How To Not Swear At The Small Stuff: 4 Steps To Anger Mindfulness

“DAMN IT!!!!” It felt good to let the scream rip, but she instantly regretted it. All she did was stub her toe a little, but she immediately felt so angry a red haze descended in front of her eyes. Her husband pointed out afterward that the toe-stubbing incident was the fourth mildly-irritating thing to happen to her in ten minutes, and that he had cautiously watched her getting more and more annoyed until she exploded.

Does this happen to you? Do you get frustrated, angry, irritated or annoyed at seemingly inconsequential issues? Does it feel like anger or annoyance “just happen” to you?
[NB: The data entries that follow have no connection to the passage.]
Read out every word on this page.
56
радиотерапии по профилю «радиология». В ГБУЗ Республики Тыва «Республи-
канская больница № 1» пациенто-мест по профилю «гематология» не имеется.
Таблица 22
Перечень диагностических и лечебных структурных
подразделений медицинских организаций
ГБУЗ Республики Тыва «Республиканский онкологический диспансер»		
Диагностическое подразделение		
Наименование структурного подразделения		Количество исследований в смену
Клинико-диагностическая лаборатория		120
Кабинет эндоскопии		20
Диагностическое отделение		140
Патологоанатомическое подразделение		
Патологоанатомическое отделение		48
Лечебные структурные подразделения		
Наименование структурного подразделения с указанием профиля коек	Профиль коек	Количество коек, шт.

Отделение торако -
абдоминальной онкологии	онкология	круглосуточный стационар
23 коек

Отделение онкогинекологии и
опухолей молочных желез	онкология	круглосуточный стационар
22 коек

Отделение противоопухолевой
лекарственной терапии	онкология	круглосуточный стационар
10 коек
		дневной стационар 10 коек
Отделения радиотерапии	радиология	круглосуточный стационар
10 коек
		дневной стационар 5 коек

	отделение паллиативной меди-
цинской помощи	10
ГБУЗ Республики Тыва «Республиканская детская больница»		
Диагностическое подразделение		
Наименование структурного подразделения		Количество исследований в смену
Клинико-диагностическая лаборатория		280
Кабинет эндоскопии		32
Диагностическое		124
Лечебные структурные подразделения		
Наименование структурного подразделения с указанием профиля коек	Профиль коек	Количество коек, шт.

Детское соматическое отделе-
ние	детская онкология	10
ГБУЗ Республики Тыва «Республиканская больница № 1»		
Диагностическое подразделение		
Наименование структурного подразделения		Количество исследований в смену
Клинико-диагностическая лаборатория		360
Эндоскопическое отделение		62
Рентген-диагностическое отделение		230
Do you judge yourself when you do get angry and then feel even worse?

In this article, I discuss why anger is not “bad,” and share how to recognize, feel, express and use anger energy.

Anger Is Not “Bad”

We learn from early on to judge anger as “bad.” It causes strife, negative feelings in ourselves and other people, and is frowned upon by society, especially when expressed by women. We judge ourselves and others who become angry, and learn to avoid expressing anger at all costs to “keep the peace.”

However, most social change directly stems from an angry person or group. If it weren’t for folks willing to express anger, women would not have access to birth control, be able to vote, or even work outside the home, let alone be nurse practitioners. We would still have slavery and legally condoned discrimination in the workplace, but would not celebrate the lives of César Chávez or Dr Martin Luther King Jr.

Anger is healthy when you are being treated unjustly and you use that anger to help change the situation. Anger is unhealthy when you become out of control and use it to harm yourself and people around you. Anger is not good or bad; it is just energy. It is how you use that energy that causes healing or harm.

Step 1) Recognizing Anger – Mind The Gap

When you recognize anger you can short-circuit the “it just happened” feeling and instead choose to respond mindfully. There is always a gap between trigger and reaction, however small. Pay attention to that gap.

Become aware of the physical component of anger. You may feel tightness in your face, abdomen or shoulders. You may sweat, your skin may tingle or your breathing may become faster and shallower. You may clench your jaw or your fists or shift your posture toward or away from the object of your anger.

Because we spend our lives avoiding it, anger may skillfully hide itself as other emotions such as irritability, numbness, sadness, hopelessness, apathy or fear. Recognize that you may be angry even if you are feeling some other emotion.

Step 2) Feeling Anger

Give yourself permission to feel anger. It is healthy to experience your emotions. Breathe into the physical sensation of the anger. Do you feel it in a specific part of your body? Breathe in calm cool soft energy, and breathe out angry red energy.

Feeling anger mindfully can be overwhelming at first. Be gentle and compassionate with yourself and the anger. If you can’t, think of someone else you feel tenderness and heartful compassion for, such as a frail patient, a small child or a loved one. Stay with the anger sensation as much as you can. Working through it instead of avoiding it can lead to new dimensions of personal growth, calm and self-care.

When allowing yourself to feel anger, be careful to avoid the traps of cognitive distortions that we humans love to indulge in when we are feeling upset. Avoid absolutes like “always” and “never,”catastrophizing, “shoulding,” and making everything about you. Focus on the sensations of the anger, not on what caused it.

Step 3) Expressing Anger

Anger is designed to spur you to action. Right the wrong, stop the painful thing, protect those in need. You must DO something with the energy created or it will come out when you least want it to. Like a water-filled pot on a hot stove, you have to let the steam escape, or you create the potential for an explosion.

Anger creates physical energy via the sympathetic nervous system, so physical activity is ideal for burning off the energy. You can also channel the energy into other physical activities such as cleaning or walking, or non-physical activities such as work, especially if the activity is absorbing and/or relates to the anger source. The goal is to avoid becoming overwhelmed by the energy and doing something hurtful to yourself, your loved ones or your patients.

Step 4) Using Anger

Using anger effectively represents the final step in anger mindfulness. You can either do something to rectify the unjust situation you are angry about, or you can speak your truth about the injustice, even if you can’t change the situation.

Anger motivates us to do things beyond our comfort zone. For example, say a coworker has been mistreating you for months, but you didn’t say anything because you didn’t want to “rock the boat.”

Using that anger-induced energy to march into your boss’ office and calmly explain the hurtful situation and how it is affecting you and your work performance represents using anger effectively. Taking such direct action greatly increases your chances of getting what you need. Even if the situation doesn’t change, you will feel better because you got to speak your truth.